According to Swain, the committee’s treatment of the nominees varied depending on that individual’s disposition toward law enforcement or even political ideology.
“I think with the oversight board, if you followed the council members’ reaction to various candidates they seem to lean toward those who talk about social justice and holding police accountable. They don’t seem as friendly to those with family members with law enforcement. If you’re going to have a presumption of innocence and cared about evidence and bridging gaps – it’s a losing position. I’m hoping they would do the right thing and appoint one or two, preferably two, that were nominated by the FOP because those are people that [the FOP] are confident in,” stated Swain. “I find that with the community oversight board, they seem to only be interested in one community – Nashville is composed of numerous communities. Our tax dollars are financing them: they should be as equally focused on preventing crime as they are about identifying police officers that need to be censured or punished.”

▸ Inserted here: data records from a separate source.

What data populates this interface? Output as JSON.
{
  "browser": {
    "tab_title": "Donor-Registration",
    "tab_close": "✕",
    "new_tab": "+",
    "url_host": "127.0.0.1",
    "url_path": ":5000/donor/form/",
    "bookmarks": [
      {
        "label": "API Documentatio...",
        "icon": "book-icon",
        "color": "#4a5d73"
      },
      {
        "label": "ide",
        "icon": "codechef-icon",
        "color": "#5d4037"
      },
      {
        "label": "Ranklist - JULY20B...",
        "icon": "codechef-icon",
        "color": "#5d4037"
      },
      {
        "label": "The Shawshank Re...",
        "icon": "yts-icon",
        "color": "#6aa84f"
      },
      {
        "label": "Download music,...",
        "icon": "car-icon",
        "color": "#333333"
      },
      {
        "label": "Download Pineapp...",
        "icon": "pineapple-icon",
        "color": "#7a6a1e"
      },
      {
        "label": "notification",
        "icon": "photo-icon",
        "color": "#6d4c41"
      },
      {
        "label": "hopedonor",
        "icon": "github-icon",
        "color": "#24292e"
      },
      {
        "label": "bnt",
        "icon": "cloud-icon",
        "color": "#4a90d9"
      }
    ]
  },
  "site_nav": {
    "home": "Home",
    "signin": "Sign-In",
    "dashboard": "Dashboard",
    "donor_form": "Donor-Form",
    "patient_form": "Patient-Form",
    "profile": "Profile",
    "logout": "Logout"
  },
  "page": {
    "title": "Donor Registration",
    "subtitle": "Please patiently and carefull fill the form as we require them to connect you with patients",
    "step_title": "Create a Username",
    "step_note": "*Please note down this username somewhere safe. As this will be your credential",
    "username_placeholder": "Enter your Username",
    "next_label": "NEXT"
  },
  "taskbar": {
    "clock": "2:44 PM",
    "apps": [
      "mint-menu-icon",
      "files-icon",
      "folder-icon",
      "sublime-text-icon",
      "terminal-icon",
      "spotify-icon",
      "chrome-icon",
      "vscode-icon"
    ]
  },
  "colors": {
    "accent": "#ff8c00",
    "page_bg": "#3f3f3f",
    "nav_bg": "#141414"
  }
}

Swain shared that she’d been nominated to serve the board by the Nashville Fraternal Order of Police (FOP). She speculated that this support, in part, may have risen from the FOP’s disappointment with the mayor’s lack of support for law enforcement throughout his tenure.
“That had to do with the fact that I cultivated many relationships with law enforcement by going to their roll calls and speaking [there]. I introduced myself and expressed a desire to support law enforcement,” said Swain. “I don’t believe the FOP has been very happy with Cooper, and that may have been a factor in asking me to serve. They know I would certainly be fair to law enforcement.”
When The Star inquired with Swain about her thoughts on the outcome of next weeks’ vote, she expressed a lack of confidence in the committee’s ability to appoint a true diversity of members representing the community. She predicted that the committee would select the nominees that explicitly mentioned social justice explicitly or emphasized the COB’s focus on police.
“They’re not a community oversight board – they should call themselves a police oversight board. They don’t seem to be focused on what they can do as a community oversight board to reduce crime and unpleasant interactions by educating people and working with the police,” she said. “Investigating police stations on how they’re monitoring their own officers – there’s no way that could be taking a lot of time. I imagine they have a lot of free time. They ought to be using their energies in working with the community itself to reduce crime and violence in Black communities.”
According to Swain, she will still be on the ballot for next week’s final vote on Tuesday.
Other members on the ballot are: Edward Baylor, Davette Blalock, Judge Joe Brown, Mary Byrd, Arnold Hayes, Brandy Hayes, Stephanie Kang, Makayla McCree, Sarah Paschal, Joseph Ravenell, Brenda Ross, and Mack Wynn.